Aber sie wusste, sie durfte nicht auffallen. Nichts tun, das irgendwie Verdacht erregte.
Also ging sie vor ihm her, unsicher einen Schritt vor den anderen setzend, geradewegs ins Ungewisse.
8
Die Medien sprachen von einem »heimtückischen Anschlag«, und einige Kommentatoren spekulierten bereits über die Existenz eines geistesgestörten Heckenschützen, der wahllos und aus purem Sadismus auf unbescholtene Bürger feuerte, um anschließend spur- und gesichtslos wieder in der Versenkung zu verschwinden. Erinnerungen an John Allen Mohammad wurden heraufbeschworen, jenen Golfkriegsveteran, der vor sechs Jahren in Washington zusammen mit seinem minderjährigen Komplizen zehn Menschen durch gezielte Schüsse getötet und eine Reihe weiterer Personen verletzt hatte. Und nahezu jedem, der an diesem milden Vorfrühlingsabend in den Straßen der Stadt unterwegs sein musste, war bewusst, dass, wer immer für die Schüsse auf dem Kochbrunnenplatz verantwortlich war, jederzeit und überall wieder zuschlagen konnte.

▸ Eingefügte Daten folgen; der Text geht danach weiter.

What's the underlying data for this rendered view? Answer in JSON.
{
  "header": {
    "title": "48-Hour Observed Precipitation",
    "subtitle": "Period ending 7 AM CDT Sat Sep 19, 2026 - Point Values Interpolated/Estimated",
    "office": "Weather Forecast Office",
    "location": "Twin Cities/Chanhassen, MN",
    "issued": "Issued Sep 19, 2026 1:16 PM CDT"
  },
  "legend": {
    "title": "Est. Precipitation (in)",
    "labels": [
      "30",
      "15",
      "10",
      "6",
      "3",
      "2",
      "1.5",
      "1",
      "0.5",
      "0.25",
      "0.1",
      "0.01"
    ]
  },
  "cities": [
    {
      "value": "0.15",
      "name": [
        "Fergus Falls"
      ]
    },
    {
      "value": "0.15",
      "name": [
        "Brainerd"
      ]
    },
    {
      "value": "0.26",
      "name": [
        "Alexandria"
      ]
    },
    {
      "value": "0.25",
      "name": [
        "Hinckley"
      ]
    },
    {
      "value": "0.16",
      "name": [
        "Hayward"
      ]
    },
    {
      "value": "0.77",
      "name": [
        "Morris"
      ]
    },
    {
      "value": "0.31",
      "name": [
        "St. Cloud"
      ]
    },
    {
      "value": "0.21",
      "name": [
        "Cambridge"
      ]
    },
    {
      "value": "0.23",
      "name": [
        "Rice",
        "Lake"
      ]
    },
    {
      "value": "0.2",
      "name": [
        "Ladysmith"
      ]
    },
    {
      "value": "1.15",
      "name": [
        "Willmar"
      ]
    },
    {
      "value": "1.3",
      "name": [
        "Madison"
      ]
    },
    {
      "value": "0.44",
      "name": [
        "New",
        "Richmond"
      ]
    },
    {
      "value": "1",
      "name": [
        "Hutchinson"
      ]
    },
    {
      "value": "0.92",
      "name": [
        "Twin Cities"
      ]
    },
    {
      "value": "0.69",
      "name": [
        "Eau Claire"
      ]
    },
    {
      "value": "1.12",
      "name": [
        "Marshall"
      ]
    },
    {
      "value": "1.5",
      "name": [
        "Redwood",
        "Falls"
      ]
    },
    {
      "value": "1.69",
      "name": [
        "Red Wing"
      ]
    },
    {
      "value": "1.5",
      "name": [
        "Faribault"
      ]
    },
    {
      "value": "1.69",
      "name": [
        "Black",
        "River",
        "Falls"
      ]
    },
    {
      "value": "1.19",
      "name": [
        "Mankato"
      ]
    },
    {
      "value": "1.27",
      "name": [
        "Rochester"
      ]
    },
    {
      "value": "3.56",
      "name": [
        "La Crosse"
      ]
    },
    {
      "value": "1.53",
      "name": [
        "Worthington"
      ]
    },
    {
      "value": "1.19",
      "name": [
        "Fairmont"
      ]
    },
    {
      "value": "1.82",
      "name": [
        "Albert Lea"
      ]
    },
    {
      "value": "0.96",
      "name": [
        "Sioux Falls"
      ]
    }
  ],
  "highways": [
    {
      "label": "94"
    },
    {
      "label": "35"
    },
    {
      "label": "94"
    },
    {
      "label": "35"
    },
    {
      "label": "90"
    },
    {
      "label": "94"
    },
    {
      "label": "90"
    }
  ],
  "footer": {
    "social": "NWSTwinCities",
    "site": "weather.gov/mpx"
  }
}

Doch all das bekam Verhoeven nur am Rande mit. Mit Ach und Krach war es ihm gelungen, sich durch die noch immer heillos verstopften Straßen rund um den Kochbrunnenplatz zu kämpfen. An der Einfahrt zur Hohenzollernstraße hielt er einem schwarz gekleideten Beamten mit schusssicherer Weste seinen Dienstausweis unter die Nase und wartete geduldig, bis der Mann die Daten über Funk an irgendeinen unsichtbaren Vorgesetzten weitergegeben hatte. Während er auf die Freigabe wartete, blickte der Beamte starr geradeaus, die Augen auf irgendeinen imaginären Punkt an der gegenüberliegenden Hauswand gerichtet. Irgendwann legte er einen Finger gegen den Knopf in seinem Ohr, um besser verstehen zu können, dann nickte er und winkte Verhoeven vorbei.

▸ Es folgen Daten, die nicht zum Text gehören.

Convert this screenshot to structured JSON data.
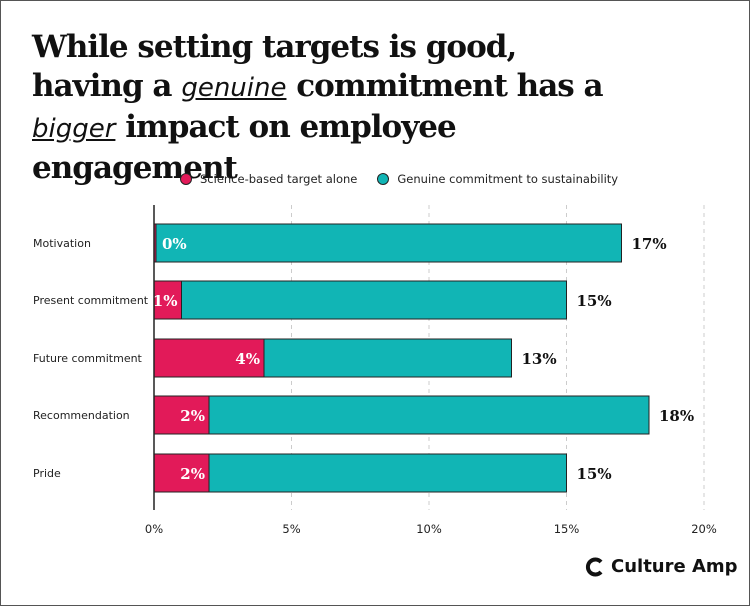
{
  "title": {
    "part1": "While setting targets is good, having a ",
    "hand1": "genuine",
    "part2": " commitment has a ",
    "hand2": "bigger",
    "part3": " impact on employee engagement"
  },
  "chart_data": {
    "type": "bar",
    "orientation": "horizontal",
    "stacked": true,
    "categories": [
      "Motivation",
      "Present commitment",
      "Future commitment",
      "Recommendation",
      "Pride"
    ],
    "series": [
      {
        "name": "Science-based target alone",
        "values": [
          0,
          1,
          4,
          2,
          2
        ],
        "labels": [
          "0%",
          "1%",
          "4%",
          "2%",
          "2%"
        ],
        "color": "#e21a59"
      },
      {
        "name": "Genuine commitment to sustainability",
        "values": [
          17,
          15,
          13,
          18,
          15
        ],
        "labels": [
          "17%",
          "15%",
          "13%",
          "18%",
          "15%"
        ],
        "color": "#11b5b5"
      }
    ],
    "xticks": [
      "0%",
      "5%",
      "10%",
      "15%",
      "20%"
    ],
    "xlim": [
      0,
      20
    ],
    "grid": "vertical dashed",
    "legend": "top"
  },
  "logo": {
    "text": "Culture Amp"
  }
}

Das Gelände rund um die Filiale war weiträumig abgesperrt. Uniformierte Polizisten hielten die inzwischen bereits zu Dutzenden erschienenen Reporter auf Abstand. Am anderen Ende der Straße erkannte Verhoeven hinter einem gelben Absperrband das Antennengewirr eines Ü-Wagens. Die Anzahl der am Bordstein geparkten Einsatzfahrzeuge wirkte dagegen auf den ersten Blick überschaubar. Zwei Streifenwagen, ein Polizeibus mit getönten Scheiben, Feuerwehr, Rettungsdienst. Verhoeven bemerkte, dass er mit jedem Meter, den er sich der Filiale näherte, langsamer wurde, bis der Wagen kaum mehr Schritttempo fuhr. Das rote Sparkassenlogo über dem Eingang der Filiale stach ihm entgegen wie eine Warnung, die er am liebsten einfach ignoriert hätte, und zum ersten Mal im Leben fiel ihm auf, dass es wie ein umgekehrtes Fragezeichen aussah.

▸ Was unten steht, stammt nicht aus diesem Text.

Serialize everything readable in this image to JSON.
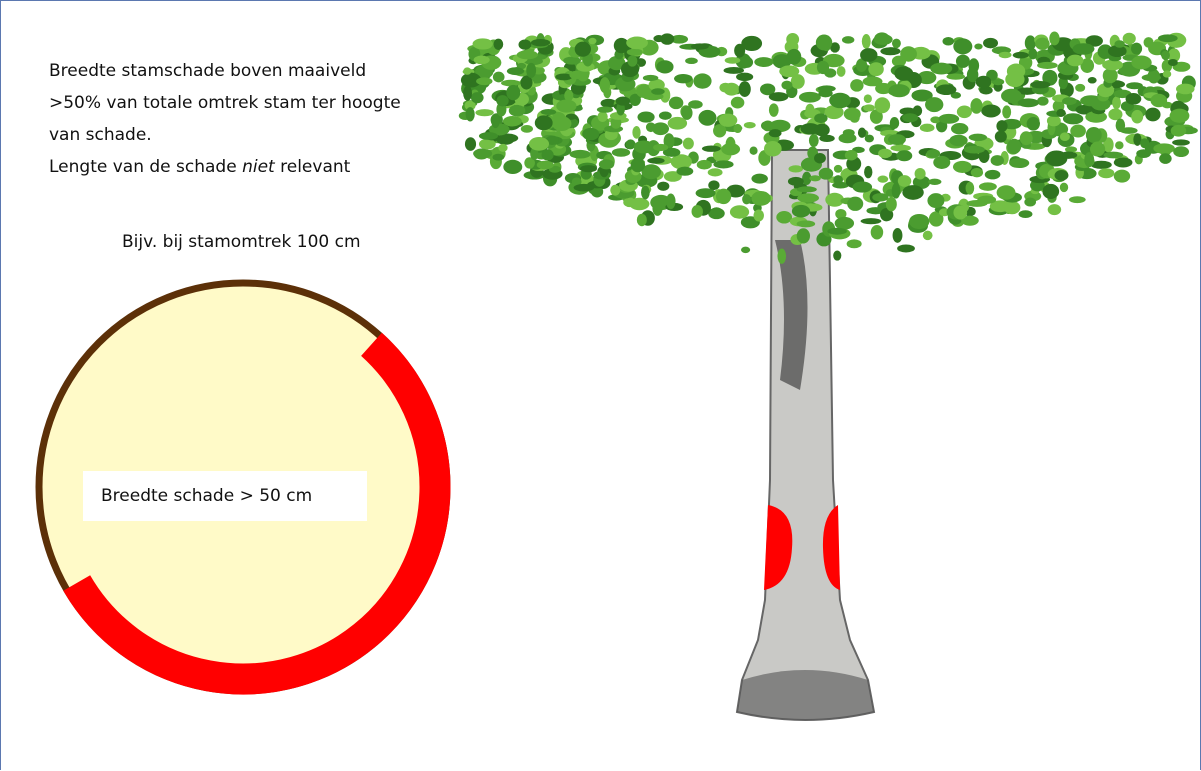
{
  "description": {
    "lines": [
      "Breedte stamschade boven maaiveld",
      ">50% van totale omtrek stam ter hoogte",
      "van schade."
    ],
    "last_line": {
      "before": "Lengte van de schade",
      "emphasis": "niet",
      "after": "relevant"
    }
  },
  "example": {
    "caption": "Bijv. bij stamomtrek 100 cm",
    "label": "Breedte schade > 50 cm"
  }
}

In einiger Entfernung war ein gepanzerter Transporter mit verspiegelten Scheiben abgestellt, vermutlich eine Art mobile Einsatzzentrale. Der Wagen wirkte in etwa so unauffällig wie ein Weihnachtsmann auf den Malediven, ein Umstand, der Verhoeven irgendwie nervös machte, auch wenn ihm durchaus bewusst war, dass die Männer, die seine Kollegin entführt hatten, längst über alle Berge waren. Zumindest hier, dachte er, können wir keine Fehler mehr machen. Aber er war nicht sicher, ob die Erkenntnis ihn beruhigte. Von unterwegs hatte er Silvie eine SMS geschickt und sie gebeten, auf dem Rückweg von der Uni bei den Sempers vorbeizufahren und Nina abzuholen. Warum es nötig gewesen war, ihre gemeinsame Tochter in die Obhut von Dominiks Eltern zu geben, hatte er nicht geschrieben. Genau genommen wusste er es ja selbst noch nicht genau.